Autograph Letter Signed ('Wm. M Eldridge Jr') from the Philadelphia inventor William M. Eldridge to Valentine Mott of New York, responding to 'slanders', and claiming that police searches have revealed 'the authors of the cards and all the mischief'.

William M. Eldridge of Philadelphia, inventor [Valentine Mott (1785-1865), American surgeon]
Publication details: 
Paris. 23 May 1836.
SKU: 11850

3pp., 4to. 60 lines of text. Bifolium. Good, on aged paper.
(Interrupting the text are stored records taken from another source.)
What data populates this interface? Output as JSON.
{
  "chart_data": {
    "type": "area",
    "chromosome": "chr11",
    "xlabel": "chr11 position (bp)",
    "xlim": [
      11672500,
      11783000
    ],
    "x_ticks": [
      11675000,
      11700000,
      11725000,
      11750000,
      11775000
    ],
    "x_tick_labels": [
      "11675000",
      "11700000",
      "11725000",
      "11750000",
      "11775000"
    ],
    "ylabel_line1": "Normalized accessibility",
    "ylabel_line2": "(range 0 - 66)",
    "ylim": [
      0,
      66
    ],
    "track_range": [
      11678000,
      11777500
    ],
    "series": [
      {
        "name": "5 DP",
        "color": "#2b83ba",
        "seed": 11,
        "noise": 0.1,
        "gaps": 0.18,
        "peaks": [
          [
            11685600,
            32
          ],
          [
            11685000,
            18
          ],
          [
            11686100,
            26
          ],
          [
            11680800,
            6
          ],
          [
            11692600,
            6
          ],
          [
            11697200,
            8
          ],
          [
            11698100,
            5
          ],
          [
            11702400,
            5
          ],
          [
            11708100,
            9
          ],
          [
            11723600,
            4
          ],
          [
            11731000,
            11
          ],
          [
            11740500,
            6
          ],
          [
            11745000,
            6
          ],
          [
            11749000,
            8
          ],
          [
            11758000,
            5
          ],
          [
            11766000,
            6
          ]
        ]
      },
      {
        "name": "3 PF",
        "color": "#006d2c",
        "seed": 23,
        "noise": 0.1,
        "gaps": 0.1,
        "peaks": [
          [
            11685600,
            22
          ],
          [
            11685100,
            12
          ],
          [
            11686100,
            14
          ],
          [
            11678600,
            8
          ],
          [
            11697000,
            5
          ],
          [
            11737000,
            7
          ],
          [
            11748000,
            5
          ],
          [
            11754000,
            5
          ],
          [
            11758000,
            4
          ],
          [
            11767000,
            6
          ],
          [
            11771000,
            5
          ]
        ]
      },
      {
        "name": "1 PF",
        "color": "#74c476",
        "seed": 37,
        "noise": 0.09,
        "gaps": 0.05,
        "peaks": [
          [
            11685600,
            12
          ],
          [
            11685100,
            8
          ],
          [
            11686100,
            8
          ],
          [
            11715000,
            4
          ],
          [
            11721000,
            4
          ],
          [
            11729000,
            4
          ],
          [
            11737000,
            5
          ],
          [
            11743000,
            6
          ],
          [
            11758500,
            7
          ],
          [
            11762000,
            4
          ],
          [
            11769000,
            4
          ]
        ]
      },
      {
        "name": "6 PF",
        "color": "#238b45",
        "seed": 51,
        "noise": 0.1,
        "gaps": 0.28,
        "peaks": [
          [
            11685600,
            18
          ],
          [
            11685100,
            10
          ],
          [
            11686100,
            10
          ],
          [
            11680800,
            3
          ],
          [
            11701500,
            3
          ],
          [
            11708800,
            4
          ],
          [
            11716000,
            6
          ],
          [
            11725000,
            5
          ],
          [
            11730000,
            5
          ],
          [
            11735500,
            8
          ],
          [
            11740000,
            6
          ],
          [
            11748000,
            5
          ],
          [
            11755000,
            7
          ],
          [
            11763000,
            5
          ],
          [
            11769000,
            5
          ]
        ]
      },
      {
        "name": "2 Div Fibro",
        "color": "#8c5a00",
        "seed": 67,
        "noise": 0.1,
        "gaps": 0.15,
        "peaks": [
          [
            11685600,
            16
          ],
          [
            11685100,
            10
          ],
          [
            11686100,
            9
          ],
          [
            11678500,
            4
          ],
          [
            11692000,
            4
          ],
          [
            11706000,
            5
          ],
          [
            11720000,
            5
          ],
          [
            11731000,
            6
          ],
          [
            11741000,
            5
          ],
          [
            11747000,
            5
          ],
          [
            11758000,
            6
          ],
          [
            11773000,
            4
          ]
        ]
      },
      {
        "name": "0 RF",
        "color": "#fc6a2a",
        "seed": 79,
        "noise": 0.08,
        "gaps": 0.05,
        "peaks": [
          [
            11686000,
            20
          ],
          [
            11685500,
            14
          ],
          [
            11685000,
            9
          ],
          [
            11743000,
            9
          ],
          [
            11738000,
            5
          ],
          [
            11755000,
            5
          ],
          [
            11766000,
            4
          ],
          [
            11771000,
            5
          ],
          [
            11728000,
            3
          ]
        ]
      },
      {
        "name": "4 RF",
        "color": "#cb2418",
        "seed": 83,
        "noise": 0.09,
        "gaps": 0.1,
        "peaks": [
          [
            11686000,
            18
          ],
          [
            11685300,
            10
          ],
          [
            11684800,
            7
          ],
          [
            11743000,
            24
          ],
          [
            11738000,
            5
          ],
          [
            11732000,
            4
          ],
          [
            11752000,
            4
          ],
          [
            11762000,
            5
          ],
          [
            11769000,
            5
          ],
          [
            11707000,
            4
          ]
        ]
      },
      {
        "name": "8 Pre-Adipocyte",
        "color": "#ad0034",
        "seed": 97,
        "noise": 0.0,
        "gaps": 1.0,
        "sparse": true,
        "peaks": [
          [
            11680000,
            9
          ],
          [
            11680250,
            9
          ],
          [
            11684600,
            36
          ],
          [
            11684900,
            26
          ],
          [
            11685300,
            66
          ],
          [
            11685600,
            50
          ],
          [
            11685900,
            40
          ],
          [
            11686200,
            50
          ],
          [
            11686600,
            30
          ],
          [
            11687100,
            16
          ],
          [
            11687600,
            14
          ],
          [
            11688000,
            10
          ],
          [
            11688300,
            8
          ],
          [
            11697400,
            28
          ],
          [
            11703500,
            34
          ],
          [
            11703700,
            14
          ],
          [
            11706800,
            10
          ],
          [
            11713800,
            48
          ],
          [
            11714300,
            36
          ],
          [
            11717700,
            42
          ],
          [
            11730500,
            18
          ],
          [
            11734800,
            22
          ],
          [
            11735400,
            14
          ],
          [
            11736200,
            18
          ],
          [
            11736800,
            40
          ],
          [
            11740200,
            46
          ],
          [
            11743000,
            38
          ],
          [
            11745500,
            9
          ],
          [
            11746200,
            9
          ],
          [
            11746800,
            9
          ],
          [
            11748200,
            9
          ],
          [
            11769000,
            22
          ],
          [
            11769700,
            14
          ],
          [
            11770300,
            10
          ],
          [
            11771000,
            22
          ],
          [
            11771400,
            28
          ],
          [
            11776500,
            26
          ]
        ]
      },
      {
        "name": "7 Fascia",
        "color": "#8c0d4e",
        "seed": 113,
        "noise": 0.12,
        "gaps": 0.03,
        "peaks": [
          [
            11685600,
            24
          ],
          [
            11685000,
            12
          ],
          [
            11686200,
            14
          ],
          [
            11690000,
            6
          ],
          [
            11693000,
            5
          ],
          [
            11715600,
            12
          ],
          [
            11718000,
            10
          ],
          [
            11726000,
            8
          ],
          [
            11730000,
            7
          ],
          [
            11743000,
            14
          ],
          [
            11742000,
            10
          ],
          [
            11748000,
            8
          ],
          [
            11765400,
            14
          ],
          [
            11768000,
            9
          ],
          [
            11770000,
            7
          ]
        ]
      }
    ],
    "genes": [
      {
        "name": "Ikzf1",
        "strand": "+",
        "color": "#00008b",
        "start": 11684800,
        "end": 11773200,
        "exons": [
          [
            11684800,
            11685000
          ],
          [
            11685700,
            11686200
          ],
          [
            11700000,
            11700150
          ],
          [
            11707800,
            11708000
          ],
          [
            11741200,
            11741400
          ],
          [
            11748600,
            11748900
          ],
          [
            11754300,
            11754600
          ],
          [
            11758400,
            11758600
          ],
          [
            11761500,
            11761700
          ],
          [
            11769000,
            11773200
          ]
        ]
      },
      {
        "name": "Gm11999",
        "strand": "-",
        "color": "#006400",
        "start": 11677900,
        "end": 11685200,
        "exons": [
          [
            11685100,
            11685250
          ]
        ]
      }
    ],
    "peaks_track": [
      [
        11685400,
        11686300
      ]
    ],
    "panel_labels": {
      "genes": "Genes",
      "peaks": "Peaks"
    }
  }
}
Addressed, on reverse of second leaf, to 'Valentine Mott M.D. | 25 Park Place | New-York'; with three postmarks, one from Havre and another 'Forwarded by Lewis Rogers & Co.' (Mott was in Europe at the time of writing.) An tantalising letter, regarding an intriguing affair about which nothing else appears discoverable. Eldridge is sending 'a hand bill, 5000 of which have been circulated thro Paris and the towns in its vicinity'. He claims that 'The premises of every dealer in types, printing-presses and cards has been ransacked and through the aid of the police a discovery has been made which in a few days will discover to the world the authors of the cards and all the mischief for which I have been accountable | The printer of the cards has been found, so the charge of my having "a printing press in my rooms" proves about as true as the other items against me.' He declares that he will not leave Paris 'until every stain shall have been wiped away and my calumniators are placed in a light where the world may look upon them in their true character'. He has 'exercised some little forbearance' in the matter, and it is only 'the respect I have for you and the relation in which I have stood to your family' that prevents him from 'making a newspaper matter of it'. He has 'made every man who has been concerned in Paris accountable to me for the part they have taken in the slanders'. When Mott sees the notes Eldridge has received, he will 'readily excuse the measures I have taken to vindicate myself'. He continues with a reference to 'the affairs in which Sarah has played a part', claiming that he has 'every reason to respect her in the highest degree': 'it would be cruel, if not criminal, to draw me into a public explanation by the circulation of a story similar to that which has been whispered into the ears of certain persons in Paris'. He has 'refrained from saying any thing disparaging' to Mott's family, his only aim being 'to refute the slanders' against him. He concludes: 'By next Packet I hope to be able to send you the names of the "Anonymous writers" - I hope my course will be justified'.